Çarşamba, Haziran 26, 2019

Bazen En Çok Söylenmeyenler Acıtır Boğazını - Vol. 1

"Bazı sözler karanlıkta söylenir diyorum uykularımın birinde. Bazı sözler hiçbir zaman diyorum kendi sesime uyanırken. Bazı sözler karanlıkta söylenir, bazı sözler hiçbir zaman. "

- Murathan Mungan

Murathan Mungan kim bilmiyordu Serdar ama bu söz onu derin düşüncelere salmıştı. Söylemek isteyip de söyleyemedikleri vardı. Günlerce, gecelerce kafasında evirip çevirdiği, uykusuz kaldığı düşünceler... Tam söylemeye karar verdiği anda bu söz çıkmıştı karşısına. Ne yapması gerektiğini bilemiyordu. Bir süre daha susmaya karar verdi.

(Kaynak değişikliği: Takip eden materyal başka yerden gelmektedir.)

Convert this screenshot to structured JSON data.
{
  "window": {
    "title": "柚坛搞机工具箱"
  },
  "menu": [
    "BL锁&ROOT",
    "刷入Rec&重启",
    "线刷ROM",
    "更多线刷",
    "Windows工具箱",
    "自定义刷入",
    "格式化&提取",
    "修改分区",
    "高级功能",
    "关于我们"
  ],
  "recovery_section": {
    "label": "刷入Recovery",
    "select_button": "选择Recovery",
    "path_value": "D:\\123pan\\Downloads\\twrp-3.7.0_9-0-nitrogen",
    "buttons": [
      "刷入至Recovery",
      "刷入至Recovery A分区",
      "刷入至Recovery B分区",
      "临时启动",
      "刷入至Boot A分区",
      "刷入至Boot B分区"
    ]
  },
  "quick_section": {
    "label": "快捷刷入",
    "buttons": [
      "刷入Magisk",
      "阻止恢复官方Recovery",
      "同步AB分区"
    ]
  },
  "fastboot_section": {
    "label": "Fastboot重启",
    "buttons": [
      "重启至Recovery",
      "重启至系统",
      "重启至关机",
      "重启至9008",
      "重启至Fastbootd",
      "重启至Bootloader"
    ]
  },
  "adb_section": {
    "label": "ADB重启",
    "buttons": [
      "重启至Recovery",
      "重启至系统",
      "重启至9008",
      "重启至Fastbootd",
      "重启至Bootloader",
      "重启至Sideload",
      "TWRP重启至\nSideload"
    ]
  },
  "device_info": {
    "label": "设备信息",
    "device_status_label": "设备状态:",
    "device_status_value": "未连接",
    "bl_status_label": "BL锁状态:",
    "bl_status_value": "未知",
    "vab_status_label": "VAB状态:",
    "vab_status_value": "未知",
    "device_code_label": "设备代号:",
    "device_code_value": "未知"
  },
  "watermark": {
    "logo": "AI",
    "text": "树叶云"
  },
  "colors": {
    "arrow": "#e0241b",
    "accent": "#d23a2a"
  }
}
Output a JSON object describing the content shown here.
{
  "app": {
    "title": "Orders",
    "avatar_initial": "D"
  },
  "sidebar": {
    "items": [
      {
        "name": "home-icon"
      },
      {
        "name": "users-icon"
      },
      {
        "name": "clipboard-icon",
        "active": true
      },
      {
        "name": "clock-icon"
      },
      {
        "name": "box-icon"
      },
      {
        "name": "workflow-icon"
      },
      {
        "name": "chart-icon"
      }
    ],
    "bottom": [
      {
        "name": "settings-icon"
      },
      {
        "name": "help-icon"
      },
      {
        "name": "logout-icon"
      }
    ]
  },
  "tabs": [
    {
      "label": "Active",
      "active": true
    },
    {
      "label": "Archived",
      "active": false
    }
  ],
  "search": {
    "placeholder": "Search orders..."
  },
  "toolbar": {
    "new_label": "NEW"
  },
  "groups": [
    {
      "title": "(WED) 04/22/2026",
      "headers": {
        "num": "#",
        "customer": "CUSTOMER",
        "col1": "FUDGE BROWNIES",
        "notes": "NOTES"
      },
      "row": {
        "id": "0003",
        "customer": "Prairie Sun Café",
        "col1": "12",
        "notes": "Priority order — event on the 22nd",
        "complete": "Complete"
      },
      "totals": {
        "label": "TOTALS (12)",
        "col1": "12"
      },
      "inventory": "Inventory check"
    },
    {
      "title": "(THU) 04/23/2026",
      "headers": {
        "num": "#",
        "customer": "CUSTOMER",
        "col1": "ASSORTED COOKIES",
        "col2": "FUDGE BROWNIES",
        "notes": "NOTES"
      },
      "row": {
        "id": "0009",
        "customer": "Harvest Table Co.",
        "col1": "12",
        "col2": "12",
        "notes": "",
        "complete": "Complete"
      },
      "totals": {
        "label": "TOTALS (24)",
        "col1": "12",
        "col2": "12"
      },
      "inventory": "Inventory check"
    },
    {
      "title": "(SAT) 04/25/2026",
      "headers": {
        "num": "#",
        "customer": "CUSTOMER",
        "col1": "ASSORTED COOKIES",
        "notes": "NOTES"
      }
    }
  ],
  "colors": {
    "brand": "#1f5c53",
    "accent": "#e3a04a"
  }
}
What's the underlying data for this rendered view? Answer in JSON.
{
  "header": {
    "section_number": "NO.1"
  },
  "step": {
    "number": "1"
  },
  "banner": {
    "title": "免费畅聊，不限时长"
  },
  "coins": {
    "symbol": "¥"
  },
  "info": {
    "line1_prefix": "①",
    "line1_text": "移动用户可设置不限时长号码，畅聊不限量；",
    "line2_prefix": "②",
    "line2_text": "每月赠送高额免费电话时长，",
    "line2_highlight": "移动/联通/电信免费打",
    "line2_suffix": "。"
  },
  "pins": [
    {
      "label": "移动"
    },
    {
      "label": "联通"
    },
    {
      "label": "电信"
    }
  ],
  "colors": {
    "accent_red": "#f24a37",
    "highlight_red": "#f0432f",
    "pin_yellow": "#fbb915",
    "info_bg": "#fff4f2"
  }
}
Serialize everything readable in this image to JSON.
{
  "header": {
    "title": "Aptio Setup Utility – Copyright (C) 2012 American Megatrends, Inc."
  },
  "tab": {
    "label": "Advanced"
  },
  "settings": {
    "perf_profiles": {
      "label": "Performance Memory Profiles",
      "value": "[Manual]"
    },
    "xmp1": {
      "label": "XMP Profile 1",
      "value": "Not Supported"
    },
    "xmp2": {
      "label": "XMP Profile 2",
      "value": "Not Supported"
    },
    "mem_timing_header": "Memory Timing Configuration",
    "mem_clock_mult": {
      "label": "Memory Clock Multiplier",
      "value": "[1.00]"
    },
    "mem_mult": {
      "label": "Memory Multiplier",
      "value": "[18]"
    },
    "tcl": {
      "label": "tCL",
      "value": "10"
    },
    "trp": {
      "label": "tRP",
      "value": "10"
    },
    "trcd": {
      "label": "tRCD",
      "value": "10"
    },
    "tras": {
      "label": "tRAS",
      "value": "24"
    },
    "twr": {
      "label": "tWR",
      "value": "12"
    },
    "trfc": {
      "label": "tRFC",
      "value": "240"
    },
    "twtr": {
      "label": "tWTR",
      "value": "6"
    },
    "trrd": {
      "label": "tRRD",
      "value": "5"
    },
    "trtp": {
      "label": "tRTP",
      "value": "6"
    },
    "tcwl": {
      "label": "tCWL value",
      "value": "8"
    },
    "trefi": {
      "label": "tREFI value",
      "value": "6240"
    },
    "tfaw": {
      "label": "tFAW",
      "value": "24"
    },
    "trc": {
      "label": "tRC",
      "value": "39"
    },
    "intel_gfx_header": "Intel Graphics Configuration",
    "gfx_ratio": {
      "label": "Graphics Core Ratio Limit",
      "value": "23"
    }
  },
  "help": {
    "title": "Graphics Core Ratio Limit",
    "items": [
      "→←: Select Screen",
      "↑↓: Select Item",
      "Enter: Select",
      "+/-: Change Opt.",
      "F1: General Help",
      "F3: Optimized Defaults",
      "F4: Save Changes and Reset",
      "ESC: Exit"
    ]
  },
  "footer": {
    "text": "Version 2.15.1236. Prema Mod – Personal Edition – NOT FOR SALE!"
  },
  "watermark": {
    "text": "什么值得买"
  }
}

Günler geçiyor, Serdar susmaya devam ediyordu. Ne zaman konuşmaya niyetlense aynı cümleler yankılanıyordu zihninde: "Bazı sözler karanlıkta söylenir, bazı sözler hiçbir zaman." Acaba hangi sözlerdi karanlıkta söylenebilenler ve hangilerini asla söylememeliydi. Belki de gece olduğunda bir çırpıda her şeyi söyleyip kurtulmak en iyisiydi ama emin olamıyordu işte Serdar. Üstelik insanların geceleri daha cesur ve daha umursamaz olduklarını; sabah uyanınca gece yaptıklarından, söylediklerinden ölümcül bir pişmanlık duyduklarını çok görmüştü. Bir pişmanlığı daha kaldıramayabilirdi bünyesi. 

İçindekileri anlatamadıkça daha da içine kapandı Serdar. Mecburi ihtiyaçları dışında evden çıkmaz olmuştu. Arkadaşları aradığında telefonu açmıyor, merak edip eve gelenler olduğunda kapıyı açmıyor, dışarıda bir tanıdık görürse hızlıca yolunu değiştiriyordu. Gittikçe daha çok korkuyordu. Ya ağzımdan kaçırıverirsem, ya her şeyi bir çırpıda söyleyiverirsem diye düşünmekten geceyi sabah, sabahı gece ediyordu. Günler, haftalar, aylar geçti. Arkadaşları vazgeçmedi Serdar'dan. Her gün arıyor, soruyor, kapıya gelip dakikalarca yalvarıyorlardı. En çok da Serra uğraşıyordu. 

Serra, çocukluk arkadaşıydı Serdar'ın. Yan yana apartmanlarda büyümüşler, sadece yaz tatillerinde Serralar Bodrum'a gittiklerinde ayrı kalmışlardı. Bunca yıllık arkadaşının bu halini bir türlü anlayamıyordu Serra. Oysa oldum olası neşeli, konuşkan, esprili biriydi Serdar. Birden bire nasıl olup da böylesine içine kapanmıştı anlaşılacak iş değildi. Her gün iş çıkışı Serdar'ın evine gidiyor, dakikalarca kapıyı açması için bekliyordu. Çoğu zaman kapının dibine oturup eski anılarından, birlikte ne kadar eğlendiklerinden, dostluklarının ne kadar özel ve onun için ne kadar değerli olduğundan bahsedip kapıyı açmaya ikna etmeye çalışıyordu Serdar'ı.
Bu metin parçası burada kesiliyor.